A dermatologist highlighted the extensive contemporary data pertaining to sentinel lymph node biopsy (SLNB) to help formulate interpretation of data into clinical practice during a plenary session at the 25th European Academy of Dermatology and Venereology Congress in Vienna.
“Dermatologists are on the front lines and play a critical role in patient decisions and counselling including sentinel lymph node biopsy,” said Dr. Tim Johnson, the Lewis and Lillian Becker Professor at the University of Michigan in Ann Arbor, Mich., during his opening remarks on Sept. 29, 2016.
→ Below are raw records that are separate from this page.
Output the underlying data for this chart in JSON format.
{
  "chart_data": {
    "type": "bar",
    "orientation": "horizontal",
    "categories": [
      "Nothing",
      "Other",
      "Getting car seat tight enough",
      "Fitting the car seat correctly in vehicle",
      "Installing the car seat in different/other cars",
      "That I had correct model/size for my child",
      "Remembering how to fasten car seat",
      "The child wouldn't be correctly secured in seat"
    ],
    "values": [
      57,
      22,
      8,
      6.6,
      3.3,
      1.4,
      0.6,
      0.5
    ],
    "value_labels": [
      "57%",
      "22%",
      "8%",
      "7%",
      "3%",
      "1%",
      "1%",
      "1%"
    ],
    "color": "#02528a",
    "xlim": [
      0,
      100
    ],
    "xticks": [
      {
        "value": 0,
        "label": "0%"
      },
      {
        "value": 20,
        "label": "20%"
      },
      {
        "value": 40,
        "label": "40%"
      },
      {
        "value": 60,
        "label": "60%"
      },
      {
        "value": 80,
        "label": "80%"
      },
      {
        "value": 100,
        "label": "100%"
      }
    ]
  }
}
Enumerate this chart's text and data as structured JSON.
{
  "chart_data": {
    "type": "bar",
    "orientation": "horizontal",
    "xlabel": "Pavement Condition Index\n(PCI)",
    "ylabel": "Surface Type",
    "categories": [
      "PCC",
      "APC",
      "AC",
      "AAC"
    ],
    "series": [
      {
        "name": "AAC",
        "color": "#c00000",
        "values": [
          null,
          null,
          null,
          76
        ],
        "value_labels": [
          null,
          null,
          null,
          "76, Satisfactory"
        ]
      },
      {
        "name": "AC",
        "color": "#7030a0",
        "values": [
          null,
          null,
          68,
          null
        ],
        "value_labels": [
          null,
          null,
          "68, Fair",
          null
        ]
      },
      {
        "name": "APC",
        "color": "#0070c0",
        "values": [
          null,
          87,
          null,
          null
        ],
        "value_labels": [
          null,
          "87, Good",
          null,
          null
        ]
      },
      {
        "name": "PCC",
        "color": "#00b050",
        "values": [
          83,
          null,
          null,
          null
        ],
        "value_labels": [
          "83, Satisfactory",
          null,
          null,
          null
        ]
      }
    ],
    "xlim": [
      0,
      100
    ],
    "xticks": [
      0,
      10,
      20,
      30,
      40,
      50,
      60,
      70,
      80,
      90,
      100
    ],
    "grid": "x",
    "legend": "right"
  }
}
During the main part of his talk Dr. Johnson said, “I understand that variable interpretation of the data may respectfully occur. That said, current practice guidelines involving every discipline and major guideline organization from all over the world provide relatively uniform recommendations; and are consistent in interpretation of both the value and limitations of sentinel node biopsy for melanoma. Accurate staging whether of the primary lesion, regional lymph nodes or other, drives to a great extent treatment and treatment options. The staging accuracy of sentinel node biopsy is not argued anymore.”
He continued, “there is a small likelihood of identifiable distant disease if the sentinel node biopsy is negative. Staging tests are not validated based on their ability to improve survival. They are validated based on their sensitivity and specificity of which this test represents the ‘gold’ standard for nodal staging in appropriate candidates.”
The majority of patients with melanoma do not need consideration for SLNB, however, those with Breslow depth ≥1 mm, or 0.75-0.99 mm with higher risk factors may benefit, according to Dr. Johnson. “Delayed treatment of occult regional nodal disease in adults with intermediate thickness melanoma may increase the extent or tumor burden of nodal disease upon early clinical detection, increase the morbidity of treating that disease, increase the chance of loss of regional control, and increase the likelihood of dying from that disease, in the subset with occult nodal disease,” he said.
SLNB results in the new era of systemic therapy will determine the need for adjuvant therapy based on prognosis, and the type of adjuvant therapy based on tumor burden and molecular profile. Eventually effective adjuvant therapy will eradicate the need for complete lymph node dissection after a positive SLNB. In the nearer future sentinel lymph nodes staging may become more relevant and frequent while completion lymph node dissection less frequent as more adjuvant trials come online. Clinicians will likely perform few if any sentinel node biopsies once we have true precision medicine, according to Dr. Johnson's presentation.
“The next time you are in the moment with that patient with melanoma, you should view them through the eyes of many specialties, and with the most contemporary knowledge base,” said Dr. Johnson.
“And that approach will help you treat every patient like you would your own family member, which I’m sure is your goal like mine.”